Another thread running through the video is how technical obsession can shut down creative instincts. Hunter talks about how many memorable photos come from near-misses or moments that did not go according to plan. When all your energy goes into perfect settings and technical control, you leave no room for surprise. He contrasts that with a looser approach, where skill supports instinct instead of smothering it. This part of the video is less about technique and more about mindset, especially for people who feel stuck making competent but forgettable images. Check out the video above for the full rundown from Hunter.
3 Comments
The title of this video is: "Stop taking sharp photos... they're boring." I wish that photographers would totally strike that word (boring) from their vocabulary. Period. Implying that the author knows what constitutes a compelling image, and why other images are boring, is a stupid assertion for him to make. Certainly as photographers, we don't set out to intentionally take boring images. Some viewers will find our pictures boring, but some will find them wonderful and fascinating, for a multitude of reasons.

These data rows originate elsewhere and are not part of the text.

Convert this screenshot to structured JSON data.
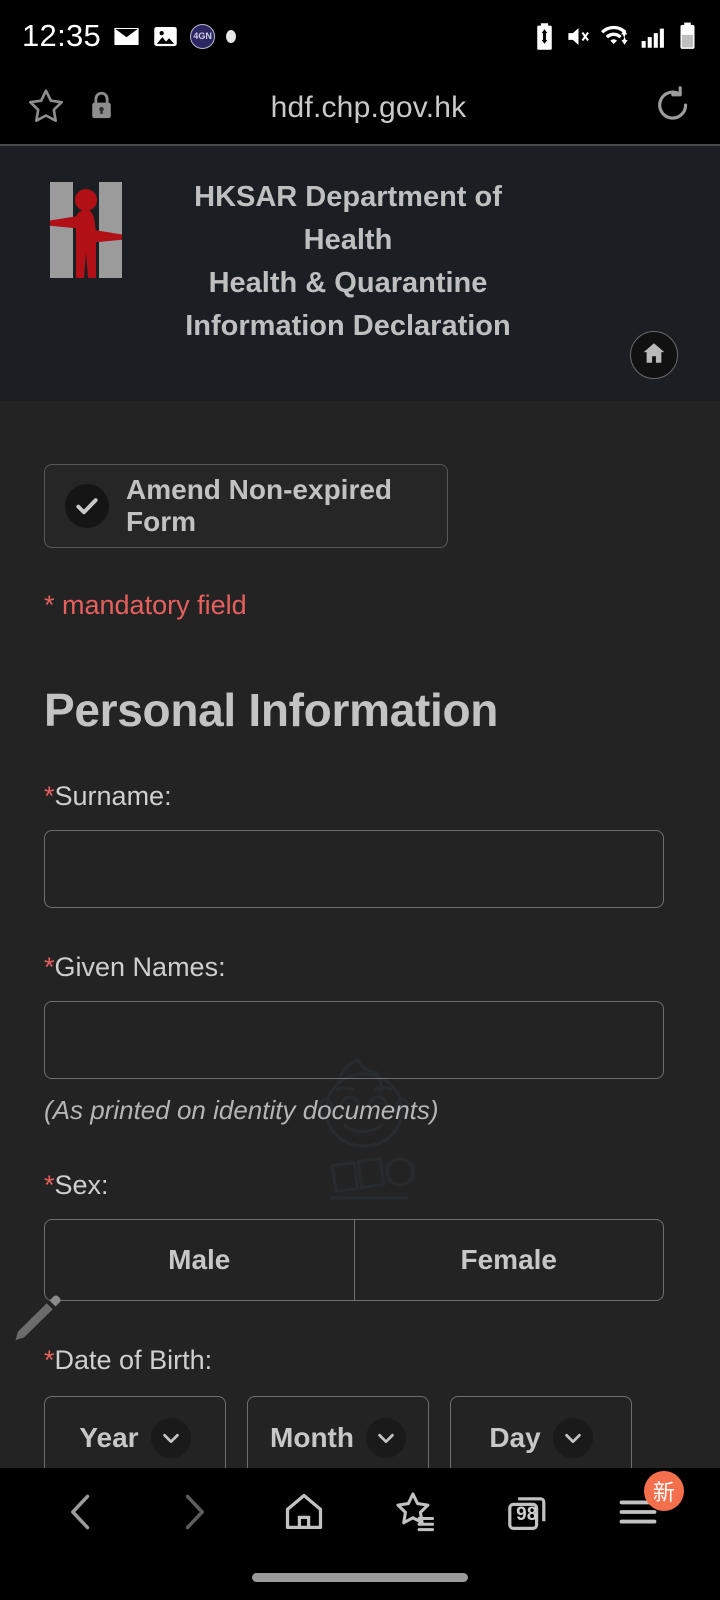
{
  "status_bar": {
    "time": "12:35",
    "left_icons": [
      "mail-icon",
      "image-icon",
      "app-icon",
      "dot-indicator"
    ],
    "app_icon_label": "4GN",
    "right_icons": [
      "battery-saver-icon",
      "mute-vibrate-icon",
      "wifi-icon",
      "signal-icon",
      "battery-icon"
    ]
  },
  "browser": {
    "url": "hdf.chp.gov.hk",
    "left_icons": [
      "bookmark-star-icon",
      "lock-icon"
    ],
    "right_icons": [
      "reload-icon"
    ]
  },
  "site_header": {
    "title_line1": "HKSAR Department of Health",
    "title_line2": "Health & Quarantine",
    "title_line3": "Information Declaration",
    "logo": "dh-person-logo",
    "home_button": "home-icon"
  },
  "form": {
    "amend_button": {
      "label": "Amend Non-expired Form",
      "icon": "check-icon"
    },
    "mandatory_note": "* mandatory field",
    "section_title": "Personal Information",
    "surname": {
      "label": "Surname:",
      "required_mark": "*",
      "value": "",
      "placeholder": ""
    },
    "given_names": {
      "label": "Given Names:",
      "required_mark": "*",
      "value": "",
      "placeholder": "",
      "hint": "(As printed on identity documents)"
    },
    "sex": {
      "label": "Sex:",
      "required_mark": "*",
      "options": [
        "Male",
        "Female"
      ],
      "selected": ""
    },
    "date_of_birth": {
      "label": "Date of Birth:",
      "required_mark": "*",
      "year": "Year",
      "month": "Month",
      "day": "Day"
    }
  },
  "floating": {
    "edit_icon": "pencil-icon"
  },
  "bottom_nav": {
    "items": [
      {
        "name": "back",
        "icon": "chevron-left-icon",
        "label": ""
      },
      {
        "name": "forward",
        "icon": "chevron-right-icon",
        "label": ""
      },
      {
        "name": "home",
        "icon": "home-icon",
        "label": ""
      },
      {
        "name": "bookmarks",
        "icon": "star-list-icon",
        "label": ""
      },
      {
        "name": "tabs",
        "icon": "tabs-icon",
        "label": "98"
      },
      {
        "name": "menu",
        "icon": "menu-icon",
        "label": "",
        "badge": "新"
      }
    ]
  },
  "colors": {
    "page_background": "#232323",
    "header_background": "#1b1f24",
    "accent_red": "#e8605e",
    "logo_red": "#b11116",
    "logo_grey": "#9b9b9b",
    "text_primary": "#c7c7c7",
    "badge_orange": "#f4704d"
  }
}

The article also fails to recognize the one inherent unique quality that photography has different from every other art form. Which is the capability of a camera lens to render detail that the human eye is often unable to discern. That's not a new idea. Edward Weston hammered on that concept in the early part of the 20th century during the height of the straight photography vs pictorialism debate. If you want to make blurry, emotionally driven images, fine, but don't criticize technically well executed images as being inherently boring. That misses a major reason for using a camera. A great photograph, in my opinion, is one with good lighting and exquisite detail worth exploring. However, we've become used to images displayed on tiny little electronic devices where skilled photography is no longer recognized or valued. If it's bad enough, technically speaking, we can even call it fine art.
Sadly I see too many articles and videos where there is some sort of general assumption the author believes applies to most things. Definitely deciding what is boring or exciting or what works and what doesn't is implied to be some sort of commonly held view when it usually isn't. Even more frustrating is such an article/video accompanied by poor quality photographs resembling nothing more than throwaway snapshots. Photography is subjective but then saying that doesn't make for interesting reading/viewing.
Agreed... but I guess that's how YouTubers operate. Throw some weird thought or idea out there and see how many folks fall for the bait. It amazes me that these people garner the huge number of followers that they do.